Another thing is the ability to do research in areas that really excite you. Yes, you have to get the money, and that’s never any fun. But you know, once you get the money, you’ve got to do what excites you, so just getting money for the sake of getting it doesn’t really mean a whole lot. Always keep your mind open. That’s one of the things I like to tell the faculty: don’t always feel that you have to only do things that are funded. Sometimes you’ve got to take a chance, and that’s what I did with Rockefeller, actually, on nanomaterial projects. 

BURNS: You mentioned working with students and how you love that—now that you’re going back to being a professor, what kind of courses do you think you’ll be teaching?

DORDICK: Well my dean, Shekhar—who I hired by the way—says I have to teach six courses a semester. 

[laughter]

DORDICK: I taught a bunch of undergrad, so in ChemE I would teach the first one, the mass energy entropy balance course. I taught thermo. I’ll probably teach those courses, teach biochemical engineering. I’d like to teach an advanced enzyme technology class or something like that, but we’ll see. So probably a course a semester, I would guess. But I’d definitely like to do undergraduate classes.

That’s kind of nice, to have students come in and they’re kind of nervous. And then I talk to them and say, “Look, here are the concepts, this is what we’re gonna learn,” and see them kind of progress all the way through. That’s kind of fun to see. Lots of students work hard. 

HOVHANNISYAN: Do you have any advice for students interested in research here at RPI or after they graduate?

DORDICK: For undergraduates, I think that it’s critical that they work in a lab. What makes it so important is that it’s not like a textbook; there’s no right answer. There may be many wrong answers but there’s no real right answer.

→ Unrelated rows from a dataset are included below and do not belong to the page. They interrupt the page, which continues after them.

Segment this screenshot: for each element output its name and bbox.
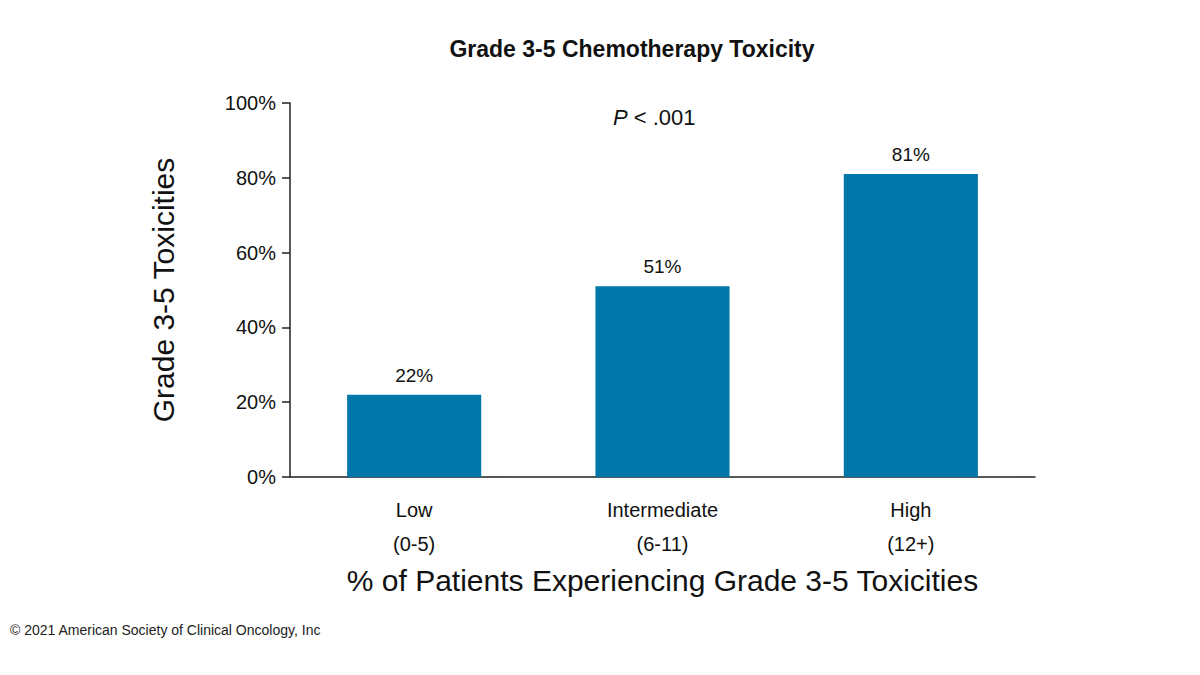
svg-text:40%: 40%	[236, 316, 276, 338]
svg-text:High: High	[890, 499, 931, 521]
svg-text:60%: 60%	[236, 242, 276, 264]
svg-text:81%: 81%	[892, 144, 930, 165]
svg-text:© 2021 American Society of Cli: © 2021 American Society of Clinical Onco…	[10, 622, 320, 638]
svg-text:100%: 100%	[225, 92, 276, 114]
svg-text:Intermediate: Intermediate	[607, 499, 718, 521]
svg-text:< .001: < .001	[628, 105, 696, 130]
svg-text:0%: 0%	[247, 466, 276, 488]
svg-text:80%: 80%	[236, 167, 276, 189]
svg-text:P: P	[613, 105, 628, 130]
svg-text:(0-5): (0-5)	[393, 533, 435, 555]
svg-text:20%: 20%	[236, 391, 276, 413]
svg-text:51%: 51%	[643, 256, 681, 277]
svg-text:Low: Low	[396, 499, 433, 521]
svg-text:(6-11): (6-11)	[637, 533, 689, 555]
svg-text:22%: 22%	[395, 365, 433, 386]
svg-text:Grade 3-5 Toxicities: Grade 3-5 Toxicities	[147, 158, 180, 423]
svg-text:% of Patients Experiencing Gra: % of Patients Experiencing Grade 3-5 Tox…	[347, 564, 978, 597]
svg-text:Grade 3-5 Chemotherapy Toxicit: Grade 3-5 Chemotherapy Toxicity	[449, 36, 814, 62]
svg-text:(12+): (12+)	[887, 533, 934, 555]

So, it’s very open ended. There’s differences, whether you work in a lab that has a very small number of people and maybe a young faculty member, or a large lab with a more senior faculty member. In the former, you’re going to get much more interaction with the faculty member. In the latter, you probably won’t have that much, but you’re going to be integrated into the laboratory and that makes it very exciting.

It’s also exciting because it gives you a different community to work with. There are some other undergraduates, but there’ll also be graduate students, postdocs, and research scientists. It’s a different community than the classroom, and that’s often very important for people. Typically people—maybe from underrepresented groups, maybe women as well—who sometimes feel like they can’t connect with others in a class, but here in the lab it’s very democratic. Everybody has to help each other and everybody’s out to answer basic questions. And those aren’t questions dictated by someone else, they’re really dictated by the project. What do we need to understand? What do we need to do? There’s no bad question that someone could ask, so that’s important. And it doesn’t have to be just science, it can be in the humanities as well. There are a lot of research activities there as well. 

Sometimes—again there are no bad questions—you may have a crazy question. I’ve had several. And I’ve had some strange ones from students in my lab. When you really think about it, they’re very insightful—in some cases, not all—but then it leads to us going in a new direction. And that’s always exciting. I just had a paper accepted with an undergrad’s name on the paper. So it’s always nice for them to go back to their parents, and say, “Hey, look what I did.”

Beyond that, well, if you want to go to grad school, it’s very different. It’s very tough for students when they go to the same grad school as they did undergrad, because you kind of show up for grad school and it’s like you haven’t left. But they’re completely different. I mean the course work becomes relatively, well actually easier, number one. Number two is, it’s not as important. What’s important is that you, if you go for a PhD, is that you take on a project, you have a problem, you solve the problem, you write a thesis, give talks, write papers—things like that. Very, very different.